Paris proof (op dit onderdeel is uw indiening beoordeeld met een voldoende): (…)
U heeft het volgende aan gegeven: we hebben duidelijk benoemd dat het uitgangspunt voor het gebouw Paris Proof is, inclusief de CO2 norm van 175kg voor materiaalgebonden CO2 uitstoot en voor CO2 neutraal gaan wat betreft Energie, en expliciete maatregelen over hoe we dat gaan bereiken door middel van de materialen, bouwtechnieken en installaties. Ook benoemd; MPG voor materialen en BENG voor energie). (…)
De reactie van de gemeente: Wij zijn van mening een gedegen en eerlijke inhoudelijke beoordeling te hebben gedaan met betrekking tot het onderdeel Paris proof. We begrijpen ook dat de begeleidende brief wellicht niet helemaal scherp weerspiegeld wat deze beoordeling is geweest. Daarom lichten we graag toe hoe we hebben beoordeeld.
Uw beoordeling van de score voor Indieningscriterium 4 voldoende is het resultaat van meerder[e] aspecten zoals opgenomen in de indieningsleidraad 4.2.4.
In het criterium 4 Visie Paris Proof bouwen (20 punten) wordt verwezen naar de Nota van Uitgangspunten (Bijlage A bij de Indieningsleidraad). In paragraaf 5.1 van de Nota van Uitgangspunten staat vermeld welke rekenmethodieken gebruikt moeten worden om uw visie ten aanzien van energie en materiaal te onderbouwen en meetbaar te maken. Dat is voor energie kortweg BENG 2 op basis van NTA8800. Voor materialen betreft dit DGBC Paris Proof materiaalgebonden protocol (v 1.1). De rekenmethodieken die u voorstelt om uw visie op dit onderdeel te onderbouwen, namelijk BENG 03 en de MPG-methodiek, komen niet overeen met hetgeen uitgevraagd is in de Nota van Uitgangspunten.
In de Nota van Uitgangspunten staat hierover het volgende: Daarom is gekozen ten aanzien van de energiezuinigheid voor deze uitvraag gebruik te maken van de indicator BENG 2 – rekenmethodiek NTA8800.
Om alle Indieningen op gelijke wijze te kunnen beoordelen is het essentieel dat de aangeboden prestaties en onderbouwingen op basis van dezelfde rekenmethodiek gebeurd.
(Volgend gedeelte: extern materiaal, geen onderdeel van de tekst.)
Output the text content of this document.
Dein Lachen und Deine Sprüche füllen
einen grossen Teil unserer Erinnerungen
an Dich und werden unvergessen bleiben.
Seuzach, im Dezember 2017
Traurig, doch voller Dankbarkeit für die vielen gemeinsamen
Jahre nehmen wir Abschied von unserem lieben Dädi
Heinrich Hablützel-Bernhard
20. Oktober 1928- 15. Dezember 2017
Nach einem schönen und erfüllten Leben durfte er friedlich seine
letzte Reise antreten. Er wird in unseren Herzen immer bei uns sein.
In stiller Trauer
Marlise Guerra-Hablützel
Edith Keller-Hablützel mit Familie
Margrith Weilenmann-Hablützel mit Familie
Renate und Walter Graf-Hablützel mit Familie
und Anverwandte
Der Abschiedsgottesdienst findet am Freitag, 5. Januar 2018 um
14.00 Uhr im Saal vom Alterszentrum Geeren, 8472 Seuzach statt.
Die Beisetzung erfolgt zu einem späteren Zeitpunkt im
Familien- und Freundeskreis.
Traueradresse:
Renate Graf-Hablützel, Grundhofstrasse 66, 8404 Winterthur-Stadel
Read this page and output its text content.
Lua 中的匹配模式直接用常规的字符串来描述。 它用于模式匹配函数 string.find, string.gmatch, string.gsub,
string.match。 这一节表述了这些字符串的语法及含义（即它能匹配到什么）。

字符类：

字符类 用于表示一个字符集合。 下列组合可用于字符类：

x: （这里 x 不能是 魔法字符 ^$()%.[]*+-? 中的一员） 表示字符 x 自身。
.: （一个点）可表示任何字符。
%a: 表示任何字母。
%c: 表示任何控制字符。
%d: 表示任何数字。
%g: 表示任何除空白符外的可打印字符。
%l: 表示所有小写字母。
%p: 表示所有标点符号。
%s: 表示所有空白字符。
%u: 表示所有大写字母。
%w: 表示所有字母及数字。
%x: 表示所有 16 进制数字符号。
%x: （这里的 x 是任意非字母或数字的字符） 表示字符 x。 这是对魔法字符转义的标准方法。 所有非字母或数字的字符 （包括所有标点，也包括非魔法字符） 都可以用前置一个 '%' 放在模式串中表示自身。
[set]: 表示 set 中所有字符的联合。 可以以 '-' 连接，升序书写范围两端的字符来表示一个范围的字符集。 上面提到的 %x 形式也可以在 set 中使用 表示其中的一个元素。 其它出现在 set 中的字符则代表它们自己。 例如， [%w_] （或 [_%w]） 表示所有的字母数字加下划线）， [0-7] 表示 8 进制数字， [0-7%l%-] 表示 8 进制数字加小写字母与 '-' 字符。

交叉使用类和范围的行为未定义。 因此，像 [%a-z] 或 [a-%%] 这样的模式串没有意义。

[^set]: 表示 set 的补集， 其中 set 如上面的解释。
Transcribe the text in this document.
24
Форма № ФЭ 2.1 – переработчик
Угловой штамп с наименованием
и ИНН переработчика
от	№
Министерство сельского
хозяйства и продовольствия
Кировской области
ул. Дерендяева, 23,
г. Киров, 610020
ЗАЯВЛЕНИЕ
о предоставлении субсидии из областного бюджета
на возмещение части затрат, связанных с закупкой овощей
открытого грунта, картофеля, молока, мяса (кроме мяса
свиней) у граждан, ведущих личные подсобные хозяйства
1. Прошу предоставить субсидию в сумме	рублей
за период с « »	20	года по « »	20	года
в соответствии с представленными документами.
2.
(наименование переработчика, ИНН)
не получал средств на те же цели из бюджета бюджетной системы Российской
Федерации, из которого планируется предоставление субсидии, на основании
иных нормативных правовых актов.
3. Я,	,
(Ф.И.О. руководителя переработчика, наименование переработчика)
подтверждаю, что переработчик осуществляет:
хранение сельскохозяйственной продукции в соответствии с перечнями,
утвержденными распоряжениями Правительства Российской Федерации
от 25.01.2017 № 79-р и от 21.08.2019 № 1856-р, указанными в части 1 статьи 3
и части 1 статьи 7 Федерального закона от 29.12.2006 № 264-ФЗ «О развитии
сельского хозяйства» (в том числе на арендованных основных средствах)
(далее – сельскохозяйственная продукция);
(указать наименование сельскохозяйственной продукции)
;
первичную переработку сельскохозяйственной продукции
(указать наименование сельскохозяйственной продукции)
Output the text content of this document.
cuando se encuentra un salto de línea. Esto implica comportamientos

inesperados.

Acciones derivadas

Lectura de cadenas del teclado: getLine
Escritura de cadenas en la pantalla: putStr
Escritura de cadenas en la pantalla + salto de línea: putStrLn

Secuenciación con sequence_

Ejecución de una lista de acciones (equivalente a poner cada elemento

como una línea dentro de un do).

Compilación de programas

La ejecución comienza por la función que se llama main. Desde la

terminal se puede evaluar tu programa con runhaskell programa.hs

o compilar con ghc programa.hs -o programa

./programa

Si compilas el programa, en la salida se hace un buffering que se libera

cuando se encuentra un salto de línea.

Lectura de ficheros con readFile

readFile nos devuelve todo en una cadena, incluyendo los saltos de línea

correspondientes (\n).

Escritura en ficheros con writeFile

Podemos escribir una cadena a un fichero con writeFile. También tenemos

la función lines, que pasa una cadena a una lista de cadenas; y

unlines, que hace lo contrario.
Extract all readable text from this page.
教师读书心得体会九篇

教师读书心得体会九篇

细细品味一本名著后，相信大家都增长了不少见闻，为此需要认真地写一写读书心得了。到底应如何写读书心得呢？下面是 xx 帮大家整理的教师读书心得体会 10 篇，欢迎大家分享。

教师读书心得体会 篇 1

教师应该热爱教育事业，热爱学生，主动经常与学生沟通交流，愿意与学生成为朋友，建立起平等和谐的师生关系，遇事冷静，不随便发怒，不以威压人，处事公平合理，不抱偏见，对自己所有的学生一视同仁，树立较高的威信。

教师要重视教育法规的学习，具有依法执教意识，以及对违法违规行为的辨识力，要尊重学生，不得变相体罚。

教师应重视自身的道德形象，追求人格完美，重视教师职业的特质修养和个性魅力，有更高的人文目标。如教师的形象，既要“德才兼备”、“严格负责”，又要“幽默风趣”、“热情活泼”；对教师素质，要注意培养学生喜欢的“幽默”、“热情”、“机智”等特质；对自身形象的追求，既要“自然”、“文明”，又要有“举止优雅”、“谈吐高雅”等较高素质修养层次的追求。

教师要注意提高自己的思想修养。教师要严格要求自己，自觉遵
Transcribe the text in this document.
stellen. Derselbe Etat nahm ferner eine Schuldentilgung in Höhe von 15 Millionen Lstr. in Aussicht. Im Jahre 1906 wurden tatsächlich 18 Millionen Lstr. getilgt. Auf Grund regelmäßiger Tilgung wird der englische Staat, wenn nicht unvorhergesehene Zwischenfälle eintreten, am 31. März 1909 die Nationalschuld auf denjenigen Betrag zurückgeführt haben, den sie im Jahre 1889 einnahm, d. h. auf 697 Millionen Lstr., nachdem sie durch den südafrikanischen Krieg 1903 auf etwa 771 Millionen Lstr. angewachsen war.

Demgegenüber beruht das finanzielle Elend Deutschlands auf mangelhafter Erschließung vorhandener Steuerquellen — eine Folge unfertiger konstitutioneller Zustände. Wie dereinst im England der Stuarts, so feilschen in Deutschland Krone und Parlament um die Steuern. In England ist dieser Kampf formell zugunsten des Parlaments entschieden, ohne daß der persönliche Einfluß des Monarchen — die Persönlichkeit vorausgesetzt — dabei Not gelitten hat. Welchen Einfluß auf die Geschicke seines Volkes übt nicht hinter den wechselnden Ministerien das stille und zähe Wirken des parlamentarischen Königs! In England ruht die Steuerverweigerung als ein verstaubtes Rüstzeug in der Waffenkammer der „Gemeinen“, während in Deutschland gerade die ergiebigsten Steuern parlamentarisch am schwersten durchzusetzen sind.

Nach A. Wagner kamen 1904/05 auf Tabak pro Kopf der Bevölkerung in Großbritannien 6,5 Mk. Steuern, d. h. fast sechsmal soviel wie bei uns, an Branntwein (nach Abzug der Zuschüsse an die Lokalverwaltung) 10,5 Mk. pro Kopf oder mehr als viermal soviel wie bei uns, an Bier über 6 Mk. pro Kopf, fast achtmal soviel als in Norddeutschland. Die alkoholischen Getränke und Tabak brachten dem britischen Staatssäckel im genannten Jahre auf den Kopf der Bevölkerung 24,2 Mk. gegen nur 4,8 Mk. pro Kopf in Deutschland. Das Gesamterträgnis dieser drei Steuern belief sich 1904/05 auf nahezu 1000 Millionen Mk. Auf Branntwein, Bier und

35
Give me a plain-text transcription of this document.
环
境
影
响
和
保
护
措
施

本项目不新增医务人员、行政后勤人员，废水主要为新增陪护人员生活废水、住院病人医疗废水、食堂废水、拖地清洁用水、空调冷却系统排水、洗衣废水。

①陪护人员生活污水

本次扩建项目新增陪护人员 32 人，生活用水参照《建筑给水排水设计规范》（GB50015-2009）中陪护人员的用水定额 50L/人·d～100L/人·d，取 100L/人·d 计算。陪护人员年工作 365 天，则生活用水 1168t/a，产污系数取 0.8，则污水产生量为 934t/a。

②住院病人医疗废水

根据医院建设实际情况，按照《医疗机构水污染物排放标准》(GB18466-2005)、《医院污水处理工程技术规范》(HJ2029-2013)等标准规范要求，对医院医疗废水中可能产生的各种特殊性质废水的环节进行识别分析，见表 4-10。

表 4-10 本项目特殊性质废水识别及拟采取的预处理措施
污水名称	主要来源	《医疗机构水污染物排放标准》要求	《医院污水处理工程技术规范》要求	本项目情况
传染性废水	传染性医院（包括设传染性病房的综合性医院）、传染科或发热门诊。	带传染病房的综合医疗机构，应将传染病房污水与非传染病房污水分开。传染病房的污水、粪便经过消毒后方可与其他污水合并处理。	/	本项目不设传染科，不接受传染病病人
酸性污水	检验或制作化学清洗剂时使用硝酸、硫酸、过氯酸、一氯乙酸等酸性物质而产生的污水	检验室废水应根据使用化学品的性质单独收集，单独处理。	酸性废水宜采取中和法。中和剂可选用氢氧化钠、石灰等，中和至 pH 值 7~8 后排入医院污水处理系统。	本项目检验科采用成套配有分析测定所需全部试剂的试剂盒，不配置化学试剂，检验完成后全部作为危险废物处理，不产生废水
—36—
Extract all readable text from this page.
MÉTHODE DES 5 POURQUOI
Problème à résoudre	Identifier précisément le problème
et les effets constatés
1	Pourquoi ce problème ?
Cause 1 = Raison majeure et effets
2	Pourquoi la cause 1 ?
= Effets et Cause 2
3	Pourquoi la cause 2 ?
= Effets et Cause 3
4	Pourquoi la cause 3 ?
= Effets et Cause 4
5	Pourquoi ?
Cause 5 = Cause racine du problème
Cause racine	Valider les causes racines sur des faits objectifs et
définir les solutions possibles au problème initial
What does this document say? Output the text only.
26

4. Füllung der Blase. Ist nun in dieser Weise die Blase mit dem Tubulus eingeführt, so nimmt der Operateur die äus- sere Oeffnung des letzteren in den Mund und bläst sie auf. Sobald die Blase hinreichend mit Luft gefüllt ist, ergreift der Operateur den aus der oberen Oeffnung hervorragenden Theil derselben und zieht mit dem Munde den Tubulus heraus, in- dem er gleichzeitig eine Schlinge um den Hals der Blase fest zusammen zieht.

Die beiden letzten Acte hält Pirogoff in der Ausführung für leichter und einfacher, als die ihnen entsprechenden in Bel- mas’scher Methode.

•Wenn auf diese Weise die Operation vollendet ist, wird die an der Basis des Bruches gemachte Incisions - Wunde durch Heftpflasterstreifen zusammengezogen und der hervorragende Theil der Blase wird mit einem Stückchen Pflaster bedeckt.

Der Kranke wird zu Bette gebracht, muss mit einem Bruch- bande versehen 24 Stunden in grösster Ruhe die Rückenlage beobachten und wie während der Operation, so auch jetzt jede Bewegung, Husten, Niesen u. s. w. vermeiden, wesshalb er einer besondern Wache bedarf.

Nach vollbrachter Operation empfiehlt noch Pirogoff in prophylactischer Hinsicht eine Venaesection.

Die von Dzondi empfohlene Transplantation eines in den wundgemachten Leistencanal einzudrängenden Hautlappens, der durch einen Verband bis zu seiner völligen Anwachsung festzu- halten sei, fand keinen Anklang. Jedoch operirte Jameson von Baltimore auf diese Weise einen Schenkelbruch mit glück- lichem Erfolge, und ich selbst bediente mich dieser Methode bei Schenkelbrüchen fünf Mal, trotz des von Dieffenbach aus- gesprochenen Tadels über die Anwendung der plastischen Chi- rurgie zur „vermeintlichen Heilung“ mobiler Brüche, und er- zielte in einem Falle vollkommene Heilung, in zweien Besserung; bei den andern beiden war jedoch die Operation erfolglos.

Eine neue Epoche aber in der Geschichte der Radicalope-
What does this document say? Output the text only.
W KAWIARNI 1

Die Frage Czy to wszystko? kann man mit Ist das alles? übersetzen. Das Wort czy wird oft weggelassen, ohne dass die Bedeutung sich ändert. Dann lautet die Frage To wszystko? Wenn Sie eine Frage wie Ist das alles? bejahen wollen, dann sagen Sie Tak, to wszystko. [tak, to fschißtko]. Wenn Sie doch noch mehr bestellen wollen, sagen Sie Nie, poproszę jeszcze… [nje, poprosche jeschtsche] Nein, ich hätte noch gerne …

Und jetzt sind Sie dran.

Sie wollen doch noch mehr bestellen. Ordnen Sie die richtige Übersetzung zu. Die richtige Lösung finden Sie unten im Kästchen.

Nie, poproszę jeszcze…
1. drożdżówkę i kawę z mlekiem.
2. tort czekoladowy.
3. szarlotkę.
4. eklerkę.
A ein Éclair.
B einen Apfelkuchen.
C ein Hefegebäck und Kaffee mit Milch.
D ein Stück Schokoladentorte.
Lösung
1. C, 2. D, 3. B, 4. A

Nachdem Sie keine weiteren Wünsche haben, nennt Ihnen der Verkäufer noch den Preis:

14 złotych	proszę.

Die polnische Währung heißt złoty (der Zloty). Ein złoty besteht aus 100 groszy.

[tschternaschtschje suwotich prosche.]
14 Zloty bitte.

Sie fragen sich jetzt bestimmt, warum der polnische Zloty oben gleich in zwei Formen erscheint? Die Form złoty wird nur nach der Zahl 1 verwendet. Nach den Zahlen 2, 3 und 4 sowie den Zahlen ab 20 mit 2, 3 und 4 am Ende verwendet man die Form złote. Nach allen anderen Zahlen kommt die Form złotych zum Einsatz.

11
Op basis van deze analyse is het rapportcijfer bepaald aan de hand van de beoordelingsrichtlijn Indieningsleidraad, pagina 22, tabel 3. De beoordelingscommissie heeft overwogen om uw indiening op indieningscriterium 4 als onvoldoende te beoordelen, omdat de rekenmethodiek in uw indiening afwijkt van de beschreven methodiek in de Nota van Uitgangspunten. Uiteindelijk heeft de beoordelingscommissie geoordeeld dat dit mogelijk te zwaar zou doorwegen en zelfs disproportioneel zou kunnen zijn, omdat de indiening dan in zijn geheel als ongeldig verklaard zou moeten worden. Daarom heeft de beoordelingscommissie op indieningscriterium 4 een voldoende toegekend.”